Après 2 heures de réflexions sur les enjeux de classes, deux cinéastes de la marge et deux personnalités bien ancrées dans le milieu partagent la scène avec le modérateur. « Comment votre carrière a-t-elle affecté votre statut de classe ? » Christopher Andrews (Bring Them Down, 2024), réalisateur venant d’un milieu sous-éduqué, se sent exposé, vulnérable dans ce genre d’événement qui le terrifie et lui donne l’impression d’être inadéquat ; Biene Pilavci (Chronik einer Revolte - ein Jahr Istanbul, 2015) a grandi dans la pauvreté et y vit toujours — les bourses permettent à peine de survivre pour la plupart des cinéastes en Allemagne, même s’iels gagnent des prix avec leurs œuvres.

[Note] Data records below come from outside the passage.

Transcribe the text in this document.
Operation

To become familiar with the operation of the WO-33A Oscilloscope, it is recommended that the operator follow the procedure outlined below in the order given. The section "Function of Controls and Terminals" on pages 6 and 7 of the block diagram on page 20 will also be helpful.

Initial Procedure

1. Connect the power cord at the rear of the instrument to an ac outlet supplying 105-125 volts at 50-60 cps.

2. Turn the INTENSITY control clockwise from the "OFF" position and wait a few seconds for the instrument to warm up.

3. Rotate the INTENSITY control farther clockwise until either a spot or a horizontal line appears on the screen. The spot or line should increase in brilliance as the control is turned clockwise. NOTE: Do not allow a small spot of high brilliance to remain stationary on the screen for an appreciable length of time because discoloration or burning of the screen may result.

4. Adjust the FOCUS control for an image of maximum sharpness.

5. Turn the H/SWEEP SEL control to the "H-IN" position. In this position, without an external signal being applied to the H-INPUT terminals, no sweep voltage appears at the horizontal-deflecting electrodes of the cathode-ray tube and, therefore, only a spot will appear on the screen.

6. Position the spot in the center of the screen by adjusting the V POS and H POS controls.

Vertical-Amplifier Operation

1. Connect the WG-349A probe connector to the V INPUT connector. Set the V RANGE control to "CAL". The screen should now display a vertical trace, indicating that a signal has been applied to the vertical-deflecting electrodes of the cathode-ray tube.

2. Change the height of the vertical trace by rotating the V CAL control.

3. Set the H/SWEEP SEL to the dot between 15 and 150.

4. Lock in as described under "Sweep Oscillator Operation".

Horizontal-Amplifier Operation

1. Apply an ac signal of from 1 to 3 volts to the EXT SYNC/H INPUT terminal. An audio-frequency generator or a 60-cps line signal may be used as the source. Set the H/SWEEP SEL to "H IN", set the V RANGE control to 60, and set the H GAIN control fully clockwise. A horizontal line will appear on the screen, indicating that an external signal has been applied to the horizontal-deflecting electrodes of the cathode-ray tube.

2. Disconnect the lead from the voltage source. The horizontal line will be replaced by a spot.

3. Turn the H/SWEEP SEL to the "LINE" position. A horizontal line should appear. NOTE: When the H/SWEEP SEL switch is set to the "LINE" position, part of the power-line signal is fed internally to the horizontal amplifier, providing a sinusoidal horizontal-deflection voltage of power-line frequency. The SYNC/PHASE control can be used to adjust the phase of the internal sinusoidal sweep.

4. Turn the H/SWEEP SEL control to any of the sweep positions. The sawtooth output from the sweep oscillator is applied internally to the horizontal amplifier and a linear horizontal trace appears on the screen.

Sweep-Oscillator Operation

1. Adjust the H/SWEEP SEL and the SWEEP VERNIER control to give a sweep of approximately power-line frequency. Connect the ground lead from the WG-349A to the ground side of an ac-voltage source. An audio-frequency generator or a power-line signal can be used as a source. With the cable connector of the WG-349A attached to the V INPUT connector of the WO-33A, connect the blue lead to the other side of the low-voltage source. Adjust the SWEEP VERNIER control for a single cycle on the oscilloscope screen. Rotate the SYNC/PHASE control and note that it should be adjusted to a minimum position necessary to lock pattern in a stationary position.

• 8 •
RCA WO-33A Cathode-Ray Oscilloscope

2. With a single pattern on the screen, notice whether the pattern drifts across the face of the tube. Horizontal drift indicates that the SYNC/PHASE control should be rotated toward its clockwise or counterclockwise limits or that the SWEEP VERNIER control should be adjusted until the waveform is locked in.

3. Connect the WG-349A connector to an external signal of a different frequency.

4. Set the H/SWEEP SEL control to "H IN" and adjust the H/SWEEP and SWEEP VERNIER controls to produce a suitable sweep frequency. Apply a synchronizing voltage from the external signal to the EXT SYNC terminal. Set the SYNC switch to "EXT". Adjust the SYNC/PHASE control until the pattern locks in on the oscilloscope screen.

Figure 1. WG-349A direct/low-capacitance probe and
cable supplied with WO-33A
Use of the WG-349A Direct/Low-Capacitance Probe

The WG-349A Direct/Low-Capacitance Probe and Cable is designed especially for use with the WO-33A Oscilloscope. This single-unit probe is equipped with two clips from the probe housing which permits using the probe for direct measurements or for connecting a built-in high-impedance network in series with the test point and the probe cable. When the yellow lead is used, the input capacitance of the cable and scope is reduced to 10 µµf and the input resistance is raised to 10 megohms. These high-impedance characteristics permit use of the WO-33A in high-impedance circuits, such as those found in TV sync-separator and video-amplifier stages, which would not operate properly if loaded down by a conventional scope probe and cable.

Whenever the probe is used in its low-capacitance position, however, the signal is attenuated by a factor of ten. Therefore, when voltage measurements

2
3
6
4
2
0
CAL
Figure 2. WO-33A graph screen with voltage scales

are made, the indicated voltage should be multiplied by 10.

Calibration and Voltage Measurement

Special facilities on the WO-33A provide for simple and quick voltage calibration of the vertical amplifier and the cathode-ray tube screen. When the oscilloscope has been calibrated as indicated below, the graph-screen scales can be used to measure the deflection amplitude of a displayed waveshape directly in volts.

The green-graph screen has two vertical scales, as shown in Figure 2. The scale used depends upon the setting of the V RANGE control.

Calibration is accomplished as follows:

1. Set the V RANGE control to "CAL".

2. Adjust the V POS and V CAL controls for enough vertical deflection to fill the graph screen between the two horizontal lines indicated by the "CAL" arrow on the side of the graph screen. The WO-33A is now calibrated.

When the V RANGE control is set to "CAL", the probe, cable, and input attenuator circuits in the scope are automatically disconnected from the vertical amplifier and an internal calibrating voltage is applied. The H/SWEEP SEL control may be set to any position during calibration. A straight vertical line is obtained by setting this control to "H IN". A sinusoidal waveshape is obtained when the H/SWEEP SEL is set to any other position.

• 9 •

La reconnaissance des pairs, ça ne paie pas l’épicerie. À l’opposé, un titan de l’organisation de festivals européens, Marco Müller (directeur de Rotterdam autour de 1990, Locarno durant les années 1990, Venise durant les années 2000) se lance dans une étrange homélie qui critique les festivals hermétiques au public (très bien) tout à la fois qu’elle louange son propre travail. Aucun dialogue avec les plus jeunes assis·e·s à ses côtés, pas de mots pour celleux qui rêveraient de se tailler une place dans l’écosystème impitoyable des événements de cinéma. Puis intervient la dernière panéliste, une autrice et directrice d’une agence d’artistes qui réussit à faire quitter des dizaines de personnes de la salle avec son outrecuidance — l’interminable récit de ses réussites, de sa bonne relation avec ses employé·e·s (qu’elle considère comme des collaborateur·rice·s et pas des subalternes, bien sûr), et de la difficulté à travailler avec des stars (pas facile, quelle misère !). Tout compte fait, aucune des conférences n’a su mieux illustrer la thématique de la soirée que les malaises et l’égocentrisme ayant proliféré durant cette dernière activité. Édifiant, et dérangeant.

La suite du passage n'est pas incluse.